Linda Polka – linda.polka@mcgill.ca

School of Communication Sciences & Disorders, McGill University SCSD
2001 McGill College Avenue
Montreal, Quebec H3A 1G1
Canada

Matthew Masapollo, PhD
Motor Neuroscience Laboratory
Department of Psychology
McGill University

Popular version of 2ASC7 – What babies bring to our understanding of vowel perception
Presented at the 186th ASA Meeting
Read the abstract at https://doi.org/10.1121/10.0027029

–The research described in this Acoustics Lay Language Paper may not have yet been peer reviewed–

From the early months of life, infants perceive and produce vowel sounds, which occupy a central role in speech communication across the lifespan. Infant research has typically focused on understanding how their vowel perception and production skills mature into an adult-like form. But infants, being genuine and notoriously unpredictable, often give us new insights that go beyond our study goals. In our lab, several findings initially discovered in infants are now directing novel research with adults. One such discovery is the focal vowel bias, a perceptual pattern we observed when we tested infants on their ability to discriminate two vowel sounds. For example, when testing infants (~4-12 months) to see if they could discriminate two vowel sounds such as “eh” (as in bed) and ‘ae” (as in bad), infants showed very good performance in detecting the change from ‘eh’ to ‘ae’, but very poor performance when the direction of change was reversed (detecting change from ‘ae’ to ‘eh”). Initially, these unexpected directional differences were puzzling because the sounds were identical. However, we soon realized that we could predict this pattern by considering the degree of articulatory movement required to produce each sound. Articulatory movement describes how fast and how far we have to move our tongue, lips, or jaw to produce a speech sound. We noticed that infants find it easier to discriminate vowels when the vowel that involves the most articulatory movement is presented second rather than first. In essence, this pattern shows us that vowels produced with more extreme articulatory movements are also more perceptually salient. Our scientific name for this pattern- the focal vowel bias – is a shorthand way to describe the acoustic signatures of the vowels produced with larger articulatory movements.
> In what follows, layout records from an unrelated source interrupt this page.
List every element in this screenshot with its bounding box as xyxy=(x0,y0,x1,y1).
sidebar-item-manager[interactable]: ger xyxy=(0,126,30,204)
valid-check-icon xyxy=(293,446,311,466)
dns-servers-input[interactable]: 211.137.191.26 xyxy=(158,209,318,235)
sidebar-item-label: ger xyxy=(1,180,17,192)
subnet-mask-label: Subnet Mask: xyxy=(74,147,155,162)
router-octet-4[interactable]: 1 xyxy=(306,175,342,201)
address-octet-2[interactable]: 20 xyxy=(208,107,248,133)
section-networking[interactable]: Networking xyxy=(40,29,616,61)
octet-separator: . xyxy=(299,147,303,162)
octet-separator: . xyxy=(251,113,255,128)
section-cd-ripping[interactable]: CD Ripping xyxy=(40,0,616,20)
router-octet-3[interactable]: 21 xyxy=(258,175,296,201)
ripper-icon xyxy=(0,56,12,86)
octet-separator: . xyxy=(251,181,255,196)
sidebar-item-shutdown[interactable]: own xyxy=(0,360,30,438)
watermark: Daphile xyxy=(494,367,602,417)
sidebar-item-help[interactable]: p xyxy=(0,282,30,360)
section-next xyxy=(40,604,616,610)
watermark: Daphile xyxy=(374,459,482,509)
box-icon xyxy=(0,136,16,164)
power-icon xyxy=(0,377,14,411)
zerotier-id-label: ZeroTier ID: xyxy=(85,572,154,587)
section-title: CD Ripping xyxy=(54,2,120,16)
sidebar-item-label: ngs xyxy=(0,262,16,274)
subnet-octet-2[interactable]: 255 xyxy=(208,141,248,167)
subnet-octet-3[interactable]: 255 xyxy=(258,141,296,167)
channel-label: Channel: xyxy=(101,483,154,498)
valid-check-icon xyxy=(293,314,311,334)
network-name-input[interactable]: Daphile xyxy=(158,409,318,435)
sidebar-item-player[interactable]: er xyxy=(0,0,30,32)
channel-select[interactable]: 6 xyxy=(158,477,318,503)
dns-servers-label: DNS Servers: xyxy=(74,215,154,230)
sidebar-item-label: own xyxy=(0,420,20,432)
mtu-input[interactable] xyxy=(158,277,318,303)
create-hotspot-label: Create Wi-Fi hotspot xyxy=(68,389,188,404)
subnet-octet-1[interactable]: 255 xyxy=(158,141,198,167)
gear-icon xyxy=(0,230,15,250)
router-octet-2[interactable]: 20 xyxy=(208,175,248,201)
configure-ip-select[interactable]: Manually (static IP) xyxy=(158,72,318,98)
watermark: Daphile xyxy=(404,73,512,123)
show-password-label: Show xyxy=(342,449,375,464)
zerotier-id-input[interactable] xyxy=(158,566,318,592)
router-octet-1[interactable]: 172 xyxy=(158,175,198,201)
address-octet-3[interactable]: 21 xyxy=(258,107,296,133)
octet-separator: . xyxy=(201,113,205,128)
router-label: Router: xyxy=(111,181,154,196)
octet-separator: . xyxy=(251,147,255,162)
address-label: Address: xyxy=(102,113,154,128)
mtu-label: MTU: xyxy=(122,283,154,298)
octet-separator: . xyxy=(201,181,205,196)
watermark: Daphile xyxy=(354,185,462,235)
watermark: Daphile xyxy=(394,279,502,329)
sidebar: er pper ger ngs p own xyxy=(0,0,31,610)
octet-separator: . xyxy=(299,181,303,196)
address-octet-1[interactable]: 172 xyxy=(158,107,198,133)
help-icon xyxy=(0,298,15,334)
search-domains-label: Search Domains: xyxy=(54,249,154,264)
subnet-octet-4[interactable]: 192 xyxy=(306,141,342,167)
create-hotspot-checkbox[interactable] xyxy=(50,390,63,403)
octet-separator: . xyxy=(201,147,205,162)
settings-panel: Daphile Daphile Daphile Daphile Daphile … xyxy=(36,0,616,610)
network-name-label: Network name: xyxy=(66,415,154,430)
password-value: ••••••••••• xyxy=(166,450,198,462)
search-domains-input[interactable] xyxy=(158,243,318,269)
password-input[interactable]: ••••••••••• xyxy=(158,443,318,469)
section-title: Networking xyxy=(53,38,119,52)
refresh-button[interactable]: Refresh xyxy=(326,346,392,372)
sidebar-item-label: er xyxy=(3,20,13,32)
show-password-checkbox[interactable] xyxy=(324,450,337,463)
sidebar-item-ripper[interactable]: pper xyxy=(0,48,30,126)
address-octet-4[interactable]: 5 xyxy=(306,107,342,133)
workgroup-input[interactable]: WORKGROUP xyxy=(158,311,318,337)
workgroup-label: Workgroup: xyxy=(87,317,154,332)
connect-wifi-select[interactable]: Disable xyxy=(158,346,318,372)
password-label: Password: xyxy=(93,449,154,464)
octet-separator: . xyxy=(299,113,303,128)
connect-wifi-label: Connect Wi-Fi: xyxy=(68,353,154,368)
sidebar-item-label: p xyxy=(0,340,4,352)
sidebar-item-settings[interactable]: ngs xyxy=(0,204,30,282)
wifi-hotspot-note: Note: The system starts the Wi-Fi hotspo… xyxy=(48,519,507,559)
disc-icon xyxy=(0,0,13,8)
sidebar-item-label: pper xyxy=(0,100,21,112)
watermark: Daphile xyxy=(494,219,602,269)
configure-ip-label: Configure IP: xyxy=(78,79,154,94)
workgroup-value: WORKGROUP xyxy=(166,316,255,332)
These infant findings led us to explore the focal vowel bias in adults. We ran experiments using the “oo” vowels in English and French, which are slightly different sounds. Compared to English “oo”, French “oo” has more articulatory movement due to enhanced lip rounding. Using these vowel sounds (produced by a bilingual speaker), we found that adults showed the pattern we observed in infants. They discriminated a change from English “oo” to French “oo” more easily than the reverse direction, consistent with the focal vowel bias. Adults did this regardless of whether they spoke English or French, showing that that the focal vowel bias is not related to language experience. We then ran many experiments using different versions of the French and English ‘oo” vowels, including natural and synthesized vowels, visual vowel signals (just a moving face with no sound), and animated dots and shapes that follow the lip movements of each vowel sound. We found that adults displayed the focal vowel bias for both visual and auditory vowel signals. Adults also showed the bias when tested with simple visual animations that retained the global shape, orientation, and dynamic movements of a mouth, even though subjects failed to perceive these animations as a mouth. No bias was found when movement and mouth orientation were disrupted (static images or animations rotated sideways). These findings show us that the focal vowel bias is related to how we process the speech movements in different sensory modalities.

These adult findings highlight our exquisite sensitivity to articulatory movement and suggest that the information we attend to in speech is multimodal and closely tied to how speech is produced. We now resume our infant research focused on a new question – as young infants begin learning to produce speech, do their speech movements also critically contribute to this perceptual bias and help them form vowel categories? We are eager to see where the next round of infant research will take us.